The MBA’s Market Composite Index, which measures the volume of mortgage applications, dropped by 5.1% on a seasonally adjusted basis from the previous week. Unadjusted, the index decreased 5%. The Refinance Index fell sharply, down 9% from the prior week, though it remained 159% higher compared to the same period last year. The seasonally adjusted Purchase Index edged down 0.1%, while the unadjusted Purchase Index rose slightly, increasing by 0.1%. Compared to the same week a year ago, purchase applications were 8% higher.
MBA noted the drop in applications comes as mortgage rates rise, following stronger-than-expected economic data, including the September jobs report. Mike Fratantoni, MBA’s senior vice president and chief economist, highlighted the significant impact of higher rates on refinancing.

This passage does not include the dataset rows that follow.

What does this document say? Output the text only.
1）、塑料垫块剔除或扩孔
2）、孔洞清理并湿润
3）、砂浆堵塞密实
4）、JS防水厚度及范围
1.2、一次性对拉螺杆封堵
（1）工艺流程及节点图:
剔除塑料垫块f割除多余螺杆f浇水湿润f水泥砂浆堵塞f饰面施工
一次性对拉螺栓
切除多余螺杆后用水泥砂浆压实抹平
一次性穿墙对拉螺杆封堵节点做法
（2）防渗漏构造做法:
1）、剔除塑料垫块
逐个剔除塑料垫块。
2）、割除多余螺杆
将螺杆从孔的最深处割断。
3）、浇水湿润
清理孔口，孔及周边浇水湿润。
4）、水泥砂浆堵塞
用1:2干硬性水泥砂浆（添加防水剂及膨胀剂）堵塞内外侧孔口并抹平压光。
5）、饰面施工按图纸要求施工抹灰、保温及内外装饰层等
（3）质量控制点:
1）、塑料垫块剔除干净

“Conventional loan refinances, which tend to have larger balances than government loans and hence are more responsive for a given change in mortgage rates, fell to a greater extent over the week,” Fratantoni said.
The 30-year fixed mortgage rate climbed to 6.36%, the highest level since August. Fratantoni added that despite the higher rates, purchase application volumes remained relatively stable, buoyed by increased housing inventory in several markets.
However, while mortgage rates have risen, they remain low by historical standards. Fratantoni emphasized that multiple factors, beyond just rates, influence the decision to buy a home.
“The largest constraint for many prospective homebuyers over the past year had been the lack of inventory,” said Fratantoni. “Now, there are more homes available in many markets across the country, and with mortgage rates still low compared to recent history, at least some potential homebuyers are moving ahead.”
The refinance share of mortgage activity dropped to 52.4%, down from 54.9% the previous week. Adjustable-rate mortgages (ARMs) accounted for 5.9% of total applications, an increase from the prior week.
In terms of government-backed loans, the Federal Housing Administration (FHA) share of total applications decreased to 16.2% from 16.6%, while the Department of Veterans Affairs (VA) share rose to 16.9% from 15.4%. The US Department of Agriculture (USDA) remained unchanged at 0.4%.
Average interest rates across various mortgage types also climbed. The average rate for 30-year fixed-rate mortgages with conforming loan balances rose to 6.36%, and the rate for 30-year fixed-rate jumbo loans increased to 6.64%. Meanwhile, 15-year fixed-rate mortgages saw an uptick to 5.71%, and the rate for 5/1 adjustable-rate mortgages increased to 6.06%.